Bien plus, la classe ouvrière ne voit plus la
collectivisation comme le premier pas vers une société de
consommation ; son socialisme ne se présente plus que comme une
simple planification d'une économie existante et en pleine
décrépitude.
À la politique indépendante de classe, la classe
ouvrière est amenée à donner le pas à la démocratie : sa
mission historique ne signifie pour elle qu'une recherche de mode
d'élection équitable, sans tenir compte de la nature de classe de
ces élections. Elle vote et votera sans s'apercevoir que, quel que
soit le mode d'élection, elle est une minorité dans le monde
bourgeois. Et même si elle ne se fait plus d'illusions sur la valeur
progressiste des élections, habituée à choisir uniquement les
solutions que lui présente la bourgeoisie, elle applique et
appliquera la politique du moindre mal et sera entraînée encore
plus par le char de la bourgeoisie. Que reste-t-il à faire donc ?
Une seule politique, une seule tactique : le refus de toutes
solutions présentées par la bourgeoisie.
La classe ouvrière n'a pas à chercher avec le
capitalisme, au travers de discussions, la solution à la famine
permanente. Les contradictions qui épuisent le régime actuel, les
travailleurs n'ont pas à les résoudre, mais à abattre le régime.
C'est la révolution qui se pose immédiatement sans programme
transitoire, sans étape pédagogique.
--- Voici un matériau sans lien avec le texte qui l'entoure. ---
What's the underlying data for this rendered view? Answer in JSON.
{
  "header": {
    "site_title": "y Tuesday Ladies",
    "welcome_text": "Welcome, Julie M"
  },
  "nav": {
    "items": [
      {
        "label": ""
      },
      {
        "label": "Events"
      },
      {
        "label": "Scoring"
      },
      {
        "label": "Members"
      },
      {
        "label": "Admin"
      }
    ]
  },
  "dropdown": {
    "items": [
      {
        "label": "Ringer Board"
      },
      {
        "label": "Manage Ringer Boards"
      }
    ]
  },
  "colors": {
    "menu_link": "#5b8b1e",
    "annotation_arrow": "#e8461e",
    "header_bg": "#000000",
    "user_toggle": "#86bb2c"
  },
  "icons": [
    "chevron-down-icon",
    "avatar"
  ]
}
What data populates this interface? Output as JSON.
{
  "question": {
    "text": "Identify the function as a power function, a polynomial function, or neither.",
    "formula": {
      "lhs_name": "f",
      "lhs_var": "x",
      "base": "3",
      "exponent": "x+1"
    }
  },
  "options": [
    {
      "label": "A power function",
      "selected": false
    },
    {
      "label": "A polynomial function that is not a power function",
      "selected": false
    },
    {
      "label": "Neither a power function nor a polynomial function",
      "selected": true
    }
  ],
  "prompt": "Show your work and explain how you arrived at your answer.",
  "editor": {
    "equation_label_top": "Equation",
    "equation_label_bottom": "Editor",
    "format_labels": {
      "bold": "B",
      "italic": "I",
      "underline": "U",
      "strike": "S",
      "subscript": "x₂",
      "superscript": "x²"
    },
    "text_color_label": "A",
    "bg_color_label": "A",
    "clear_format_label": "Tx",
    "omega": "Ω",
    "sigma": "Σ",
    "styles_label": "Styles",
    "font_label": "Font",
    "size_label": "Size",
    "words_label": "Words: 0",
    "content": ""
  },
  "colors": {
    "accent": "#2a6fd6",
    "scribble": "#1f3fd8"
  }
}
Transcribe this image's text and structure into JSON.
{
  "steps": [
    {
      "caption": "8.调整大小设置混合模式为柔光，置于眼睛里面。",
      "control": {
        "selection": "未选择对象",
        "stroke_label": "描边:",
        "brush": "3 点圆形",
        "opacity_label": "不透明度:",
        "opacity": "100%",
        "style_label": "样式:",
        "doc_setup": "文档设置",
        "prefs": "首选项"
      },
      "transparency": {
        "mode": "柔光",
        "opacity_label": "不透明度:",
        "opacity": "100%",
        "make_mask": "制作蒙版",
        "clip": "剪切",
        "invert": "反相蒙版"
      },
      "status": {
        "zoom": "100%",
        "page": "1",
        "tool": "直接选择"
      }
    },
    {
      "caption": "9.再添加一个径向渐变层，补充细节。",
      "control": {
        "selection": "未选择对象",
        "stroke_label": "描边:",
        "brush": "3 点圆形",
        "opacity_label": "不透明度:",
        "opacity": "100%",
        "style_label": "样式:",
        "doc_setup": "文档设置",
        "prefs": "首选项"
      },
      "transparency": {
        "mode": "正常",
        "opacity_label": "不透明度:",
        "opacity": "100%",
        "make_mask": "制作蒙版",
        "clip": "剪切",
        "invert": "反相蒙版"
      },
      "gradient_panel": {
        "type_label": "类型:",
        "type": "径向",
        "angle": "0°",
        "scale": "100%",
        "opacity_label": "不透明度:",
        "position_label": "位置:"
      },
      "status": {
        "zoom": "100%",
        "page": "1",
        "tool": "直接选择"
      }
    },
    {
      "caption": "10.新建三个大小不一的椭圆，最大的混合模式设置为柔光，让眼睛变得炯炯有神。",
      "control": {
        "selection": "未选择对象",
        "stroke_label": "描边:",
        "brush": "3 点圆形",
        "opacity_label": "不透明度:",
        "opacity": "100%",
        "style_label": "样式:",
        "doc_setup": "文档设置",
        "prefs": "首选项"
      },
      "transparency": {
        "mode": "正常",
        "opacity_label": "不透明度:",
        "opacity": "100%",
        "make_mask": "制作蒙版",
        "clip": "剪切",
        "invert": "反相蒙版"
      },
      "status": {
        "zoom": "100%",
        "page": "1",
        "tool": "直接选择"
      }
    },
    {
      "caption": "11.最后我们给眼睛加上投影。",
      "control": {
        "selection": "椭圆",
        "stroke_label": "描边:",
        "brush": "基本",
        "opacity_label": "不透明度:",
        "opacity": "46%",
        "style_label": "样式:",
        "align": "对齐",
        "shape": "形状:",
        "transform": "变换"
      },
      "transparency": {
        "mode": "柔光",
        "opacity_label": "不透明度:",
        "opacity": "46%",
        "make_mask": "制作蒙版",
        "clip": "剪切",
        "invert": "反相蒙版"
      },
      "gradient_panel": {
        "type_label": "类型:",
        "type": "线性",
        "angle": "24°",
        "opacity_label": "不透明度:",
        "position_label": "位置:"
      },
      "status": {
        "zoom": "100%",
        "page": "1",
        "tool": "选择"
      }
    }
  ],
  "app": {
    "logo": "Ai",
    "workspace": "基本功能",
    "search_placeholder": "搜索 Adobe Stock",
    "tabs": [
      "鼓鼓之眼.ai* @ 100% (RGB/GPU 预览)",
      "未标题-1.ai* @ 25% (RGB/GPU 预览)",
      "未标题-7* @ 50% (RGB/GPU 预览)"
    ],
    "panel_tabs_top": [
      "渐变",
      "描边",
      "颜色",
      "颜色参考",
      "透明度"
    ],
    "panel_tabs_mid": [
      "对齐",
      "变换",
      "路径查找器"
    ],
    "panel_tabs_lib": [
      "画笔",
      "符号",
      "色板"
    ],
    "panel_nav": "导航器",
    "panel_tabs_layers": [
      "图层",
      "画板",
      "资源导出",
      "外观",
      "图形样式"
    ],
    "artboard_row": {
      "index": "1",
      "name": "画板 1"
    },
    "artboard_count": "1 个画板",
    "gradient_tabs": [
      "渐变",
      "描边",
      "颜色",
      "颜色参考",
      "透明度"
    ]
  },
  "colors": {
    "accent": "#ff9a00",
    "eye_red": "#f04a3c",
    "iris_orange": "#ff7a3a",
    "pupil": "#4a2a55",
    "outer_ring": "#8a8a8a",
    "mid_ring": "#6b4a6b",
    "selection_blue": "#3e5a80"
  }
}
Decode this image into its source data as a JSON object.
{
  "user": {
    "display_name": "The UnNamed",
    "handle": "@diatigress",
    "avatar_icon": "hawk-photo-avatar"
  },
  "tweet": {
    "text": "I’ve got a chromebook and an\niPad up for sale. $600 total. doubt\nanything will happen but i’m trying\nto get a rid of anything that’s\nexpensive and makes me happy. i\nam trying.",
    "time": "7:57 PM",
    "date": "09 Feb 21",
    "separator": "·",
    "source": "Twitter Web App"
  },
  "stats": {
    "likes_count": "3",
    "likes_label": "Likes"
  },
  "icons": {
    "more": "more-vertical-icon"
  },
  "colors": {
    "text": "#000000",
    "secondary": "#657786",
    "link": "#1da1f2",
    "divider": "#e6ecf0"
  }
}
Il faut refuser l'existence et
le fonctionnement du régime en sachant fort bien que ce refus
entraîne le choc de classes, la guerre civile classe contre classe.
Si la classe ouvrière considère la révolution
comme un mythe ou comme un continuel désir irréalisable, c'est la
famine et la guerre en permanence. Refusant ces 2 fléaux engendrés
par le capitalisme, on rejette tout ce qui peut perpétuer la vie de
ce régime ; on oppose à tout compromis la révolution, non
comme un mot mais comme un acte.
On pourrait rire de cette tactique, la trouvant trop
simple ; mais à chercher une voie plus subtile, plus
compliquée, on finit par tomber dans l'opportunisme et la
collaboration de classe.
Et, pour l'immédiat, pas de politique du moindre
mal à la mascarade d'octobre ; l'abstention consciente de
classe devient un acte révolutionnaire.